Ken würdigt noch einmal die organisatorischen Aspekte unserer Arbeit im AK, sieht aber auch Probleme bei der Entwicklung von Organisationen, die sich auf seine Ergebnisse berufen. Er verweist auf Erfahrungen mit Personen, die ihn intensiv gelesen haben, mitunter aber manche seiner Basisaussagen nicht eindeutig verstehen und sich in wortreichen oder seitenlangen Details im Internet verlieren, obwohl Ken`s theoretischer Standpunkt schnell in wenigen Worten dargestellt werden könnte. Damit es zukünftig nicht zu solchen Mißverständnissen kommen kann, sollen die Core Teams des Integralen Instituts mit ihren Experten unter Führung von Ken in den nächsten 2-3 Jahren offizielle Forschungsresultate in Form von Büchern veröffentlichen, die die Zusammenhänge auf den Punkt bringen und dann überall gelesen werden können. Als Autor sucht Ken die Zusammenarbeit mit den Experten und schätzt die Fülle an Daten und Anregungen, die derzeit durch die Core Teams gesammelt werden. Er möchte eine vertiefende Zusammenarbeit mit Europa erst nach Abschluß der Arbeiten am II sehen. Kontakte können zu den Core Teams Integral Business, Art, Psychology, Ecology, Medicine etc über Willow Pearsen aufgenommen werden. Ken selbst möchte sich aber nicht in intensive Diskussionen verstricken. Die Arbeit der Core Teams geht ermutigend voran. Sie kennen die Sprache und die aktuellen Probleme in ihren Fachbereichen.
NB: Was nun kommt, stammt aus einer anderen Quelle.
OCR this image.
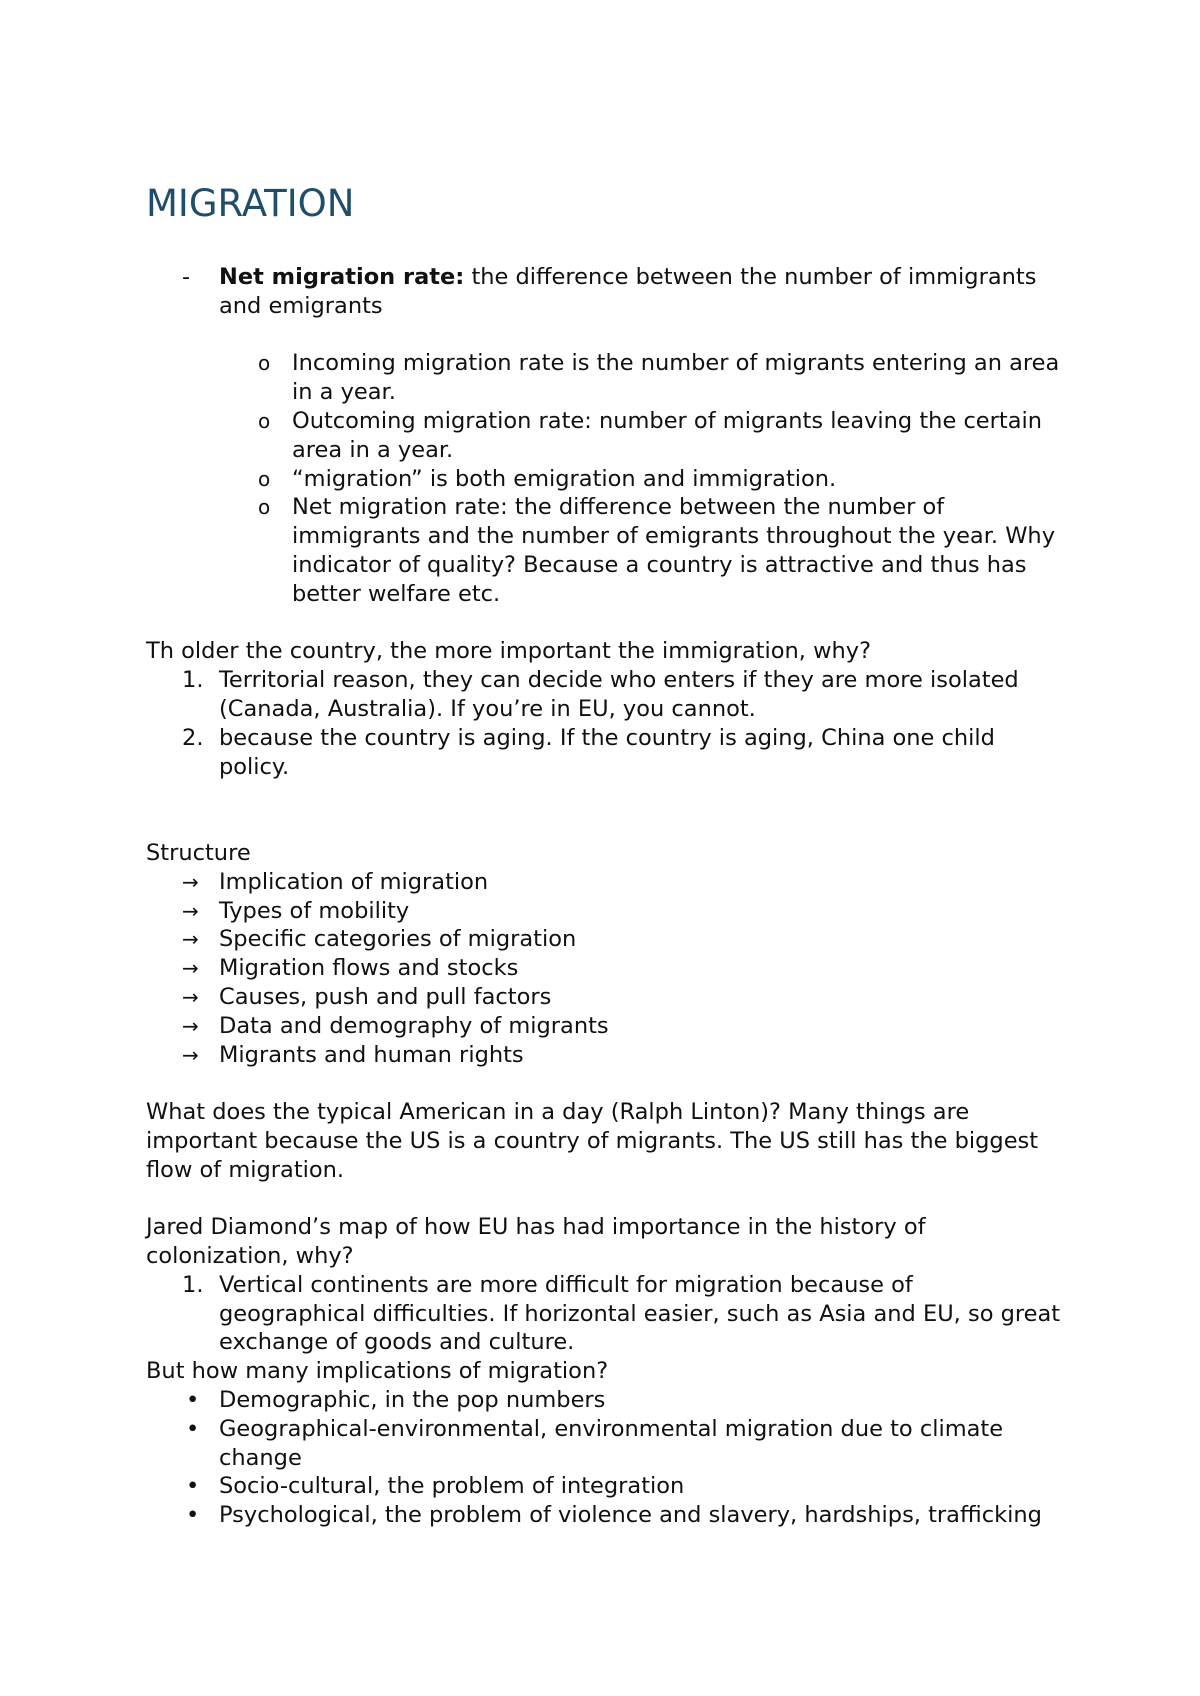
MIGRATION
- Net migration rate: the difference between the number of immigrants and emigrants
o Incoming migration rate is the number of migrants entering an area in a year.
o Outcoming migration rate: number of migrants leaving the certain area in a year.
o “migration” is both emigration and immigration.
o Net migration rate: the difference between the number of immigrants and the number of emigrants throughout the year. Why indicator of quality? Because a country is attractive and thus has better welfare etc.

Th older the country, the more important the immigration, why?

1. Territorial reason, they can decide who enters if they are more isolated (Canada, Australia). If you’re in EU, you cannot.
2. because the country is aging. If the country is aging, China one child policy.

Structure

→ Implication of migration
→ Types of mobility
→ Specific categories of migration
→ Migration flows and stocks
→ Causes, push and pull factors
→ Data and demography of migrants
→ Migrants and human rights

What does the typical American in a day (Ralph Linton)? Many things are important because the US is a country of migrants. The US still has the biggest flow of migration.

Jared Diamond’s map of how EU has had importance in the history of colonization, why?

1. Vertical continents are more difficult for migration because of geographical difficulties. If horizontal easier, such as Asia and EU, so great exchange of goods and culture.

But how many implications of migration?

• Demographic, in the pop numbers
• Geographical-environmental, environmental migration due to climate change
• Socio-cultural, the problem of integration
• Psychological, the problem of violence and slavery, hardships, trafficking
Immer wieder betont Ken die Bedeutung des Funding, der Finanzierung. Nachdem 100 Mio Dollar in Form von Aktienoptionen einmal zugesagt waren, ist diese Summe in den letzten Monaten aufgrund der Marktentwicklung auf einen kümmerlichen Rest zusammengeschmolzen. Er sieht eine tragfähige Finanzierung aber in den kommenden Monaten geregelt. Dann lassen sich Gehälter bezahlen und MitarbeiterInnen des II müssen nicht notwendigerweise in ihren angestammten Jobs verbleiben.
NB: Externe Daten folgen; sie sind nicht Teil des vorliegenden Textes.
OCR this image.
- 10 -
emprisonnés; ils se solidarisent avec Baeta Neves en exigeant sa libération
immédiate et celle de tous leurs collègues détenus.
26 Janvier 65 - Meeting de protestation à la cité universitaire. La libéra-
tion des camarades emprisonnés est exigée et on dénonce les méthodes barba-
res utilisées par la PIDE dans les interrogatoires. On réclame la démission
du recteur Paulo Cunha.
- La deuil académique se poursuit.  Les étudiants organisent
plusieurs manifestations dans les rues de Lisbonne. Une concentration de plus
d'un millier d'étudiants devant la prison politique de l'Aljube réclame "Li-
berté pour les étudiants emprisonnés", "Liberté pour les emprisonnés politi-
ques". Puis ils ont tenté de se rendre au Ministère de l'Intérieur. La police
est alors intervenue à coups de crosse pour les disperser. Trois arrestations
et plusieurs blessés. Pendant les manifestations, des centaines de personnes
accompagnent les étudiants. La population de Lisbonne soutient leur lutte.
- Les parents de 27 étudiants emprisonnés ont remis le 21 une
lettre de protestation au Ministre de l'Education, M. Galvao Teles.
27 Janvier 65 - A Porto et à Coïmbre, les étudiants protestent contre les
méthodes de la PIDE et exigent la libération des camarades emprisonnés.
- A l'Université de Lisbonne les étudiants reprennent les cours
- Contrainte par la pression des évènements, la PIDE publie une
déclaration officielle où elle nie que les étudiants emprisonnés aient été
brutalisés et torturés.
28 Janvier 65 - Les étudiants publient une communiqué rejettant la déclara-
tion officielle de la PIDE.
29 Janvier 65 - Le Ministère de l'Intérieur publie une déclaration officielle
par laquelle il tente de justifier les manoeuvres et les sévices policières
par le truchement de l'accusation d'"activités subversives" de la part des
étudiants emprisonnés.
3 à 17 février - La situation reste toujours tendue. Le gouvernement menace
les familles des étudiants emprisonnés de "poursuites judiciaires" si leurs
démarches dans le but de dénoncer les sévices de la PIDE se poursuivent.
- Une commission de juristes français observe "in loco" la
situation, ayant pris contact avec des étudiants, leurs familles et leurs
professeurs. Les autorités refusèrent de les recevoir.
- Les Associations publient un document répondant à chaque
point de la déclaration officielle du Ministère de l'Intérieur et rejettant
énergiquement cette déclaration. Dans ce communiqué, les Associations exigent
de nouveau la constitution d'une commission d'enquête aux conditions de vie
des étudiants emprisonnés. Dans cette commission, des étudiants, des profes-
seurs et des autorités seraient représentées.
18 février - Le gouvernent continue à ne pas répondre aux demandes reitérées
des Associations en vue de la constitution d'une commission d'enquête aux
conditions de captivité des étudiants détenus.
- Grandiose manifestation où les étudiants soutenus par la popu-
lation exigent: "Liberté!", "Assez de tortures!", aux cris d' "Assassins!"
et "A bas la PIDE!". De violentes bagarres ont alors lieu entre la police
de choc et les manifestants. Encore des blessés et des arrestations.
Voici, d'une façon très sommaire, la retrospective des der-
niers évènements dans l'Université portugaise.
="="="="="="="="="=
Mit mehr Funding kann auch die Diskussion mit Gruppen im Ausland verstärkt werden. Er freut sich über deren Arbeiten durchaus, kann aber allein aus Zeitgründen keine intensive Kommunikation aufbauen. Ken hofft, die Ergebnisse der Wilber Initiativen im Ausland beizeiten mit den Ergebnissen des II integrieren zu können.

(Den Kontakt des AK Ken Wilber zum I-I hielt der damalige leitendende Koordinator des AK, Felix Ginthum, über Willow Pearsen als Geschäftsführerin des II aufrecht)  

Warum wurde der Roman Boomerities geschrieben?

Ken hatte bereits eine akademische Kritik von 300 Seiten über die Postmoderne geschrieben, als ihm die negative Notation dieser Ausführungen auffiel. Er wollte sie nicht mehr publizieren. Kritik in der Fußnote ist etwas anderes als ein ganzes Buch Kritik. So schrieb er einen Roman. 50 Exemplare wurden an Leser aus dem sogenannten Flachland verschickt (Leser der Postmoderne) und nur 2 äußerten sich negativ zu diesem Roman. Einige werden den Roman schätzen, andere nicht. Man wird sehen.  

Ist Integraler Feminismus anti-feministisch?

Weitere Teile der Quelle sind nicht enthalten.